Ketika Aku Bukan Siapa-siapa
Okay, mari kita duduk sebentar di bawah langit yang luas ini, dan membiarkan cerita ini keluar dari celah-celah sunyi yang sering kita abaikan. “Ketika Aku Bukan Siapa-siapa”, adalah tentang berdamai dengan menjadi biasa, menjadi kecil, dan tetap bermakna meski tak disorot.
Oleh Poltak, pendongeng miskin yang tak berwawasan
Ada satu malam yang tak akan kulupa. Aku duduk di warung wedang jahe dekat kampus. Di meja seberang, anak muda berdasi bicara lantang soal proyek, target, angka. Tangannya sibuk membuka layar laptop, seolah dunia sedang menunggu perintahnya. Aku hanya mengaduk air jahe tawar dengan sendok stainless. Tak ada yang memperhatikan.
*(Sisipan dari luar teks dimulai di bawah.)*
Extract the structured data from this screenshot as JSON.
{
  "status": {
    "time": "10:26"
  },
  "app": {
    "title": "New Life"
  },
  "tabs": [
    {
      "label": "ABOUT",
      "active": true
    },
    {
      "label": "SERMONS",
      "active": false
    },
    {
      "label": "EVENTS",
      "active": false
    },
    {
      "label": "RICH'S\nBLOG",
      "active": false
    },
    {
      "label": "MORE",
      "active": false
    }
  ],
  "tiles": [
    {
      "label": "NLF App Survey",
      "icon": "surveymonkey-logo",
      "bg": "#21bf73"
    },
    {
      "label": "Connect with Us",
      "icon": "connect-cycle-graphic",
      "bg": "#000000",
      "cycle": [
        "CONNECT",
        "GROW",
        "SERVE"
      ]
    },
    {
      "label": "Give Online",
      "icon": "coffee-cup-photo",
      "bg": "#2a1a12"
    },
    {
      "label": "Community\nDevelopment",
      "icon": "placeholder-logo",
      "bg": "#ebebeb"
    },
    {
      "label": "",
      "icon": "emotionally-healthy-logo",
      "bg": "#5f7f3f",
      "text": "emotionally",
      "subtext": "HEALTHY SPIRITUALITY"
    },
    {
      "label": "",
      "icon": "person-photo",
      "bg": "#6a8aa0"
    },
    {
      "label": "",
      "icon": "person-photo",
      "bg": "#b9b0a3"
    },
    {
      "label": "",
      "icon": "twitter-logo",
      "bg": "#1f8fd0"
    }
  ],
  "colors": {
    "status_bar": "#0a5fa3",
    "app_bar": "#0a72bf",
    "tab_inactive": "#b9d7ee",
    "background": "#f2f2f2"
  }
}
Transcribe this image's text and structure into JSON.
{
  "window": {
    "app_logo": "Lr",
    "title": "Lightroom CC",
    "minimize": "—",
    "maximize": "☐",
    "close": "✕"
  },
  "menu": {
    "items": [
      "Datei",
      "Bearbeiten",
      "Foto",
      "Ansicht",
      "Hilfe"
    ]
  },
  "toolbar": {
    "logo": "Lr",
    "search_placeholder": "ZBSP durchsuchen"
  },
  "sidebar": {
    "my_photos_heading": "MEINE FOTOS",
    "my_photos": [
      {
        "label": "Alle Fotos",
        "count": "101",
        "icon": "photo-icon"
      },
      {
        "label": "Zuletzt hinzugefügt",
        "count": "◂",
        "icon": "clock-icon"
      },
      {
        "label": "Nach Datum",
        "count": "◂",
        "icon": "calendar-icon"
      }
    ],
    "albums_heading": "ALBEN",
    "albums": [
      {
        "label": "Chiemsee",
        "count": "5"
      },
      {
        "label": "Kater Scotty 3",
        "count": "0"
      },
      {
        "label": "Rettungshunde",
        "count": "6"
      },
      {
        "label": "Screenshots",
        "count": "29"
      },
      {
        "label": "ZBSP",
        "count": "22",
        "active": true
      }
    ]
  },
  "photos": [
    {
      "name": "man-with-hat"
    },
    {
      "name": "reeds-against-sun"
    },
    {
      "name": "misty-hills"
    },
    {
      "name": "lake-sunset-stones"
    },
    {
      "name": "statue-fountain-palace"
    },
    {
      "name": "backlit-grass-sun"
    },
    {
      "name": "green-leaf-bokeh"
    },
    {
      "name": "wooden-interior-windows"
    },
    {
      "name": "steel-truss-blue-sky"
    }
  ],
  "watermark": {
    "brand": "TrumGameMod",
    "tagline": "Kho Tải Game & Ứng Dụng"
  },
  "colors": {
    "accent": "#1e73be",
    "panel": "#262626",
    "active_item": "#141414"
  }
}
Lalu tiba-tiba, kalimat itu muncul dalam pikiranku, seperti embun di kaca: “Poltak, udah kek mana kau?”
Pertanyaan itu sederhana, tapi tidak ringan. Karena saat hidup makin bising dengan kata capaian, influence, branding diri, eksistensi_ aku malah menyadari satu hal: aku bukan siapa-siapa. Tak punya jabatan. Tak viral. Tak ditunggu-tunggu oleh siapa pun. Bahkan kadang, kalau aku hilang seharian, dunia pun tetap berputar dengan sempurna. Attar kek gitulah kira-kira.
Tapi anehnya, justru di situ aku menemukan kedamaian. Karena menjadi bukan siapa-siapa, ternyata bukan kutukan. Ia bisa menjadi berkah, jika kau tahu caranya DUDUK DIAM dan MENDENGARKAN HIDUP. Banyak yang bilang manusia harus punya nama. harus punya pencapaian. harus dikenal. Tapi aku justru menemukan orang-orang paling tulus justru datang dari sudut-sudut dunia yang sepi.
Penjual gorengan yang menghafal nama pelanggannya. Nenek tua yang menyisihkan beras untuk kucing liar. Kakek tua yang tiap pagi menyapu jalanan, bukan karena gaji, tapi karena ingin jalan itu bersih untuk dilalui orang lain. Mereka, seperti aku, mungkin bukan siapa-siapa. Tapi apakah hidup mereka kurang bermakna?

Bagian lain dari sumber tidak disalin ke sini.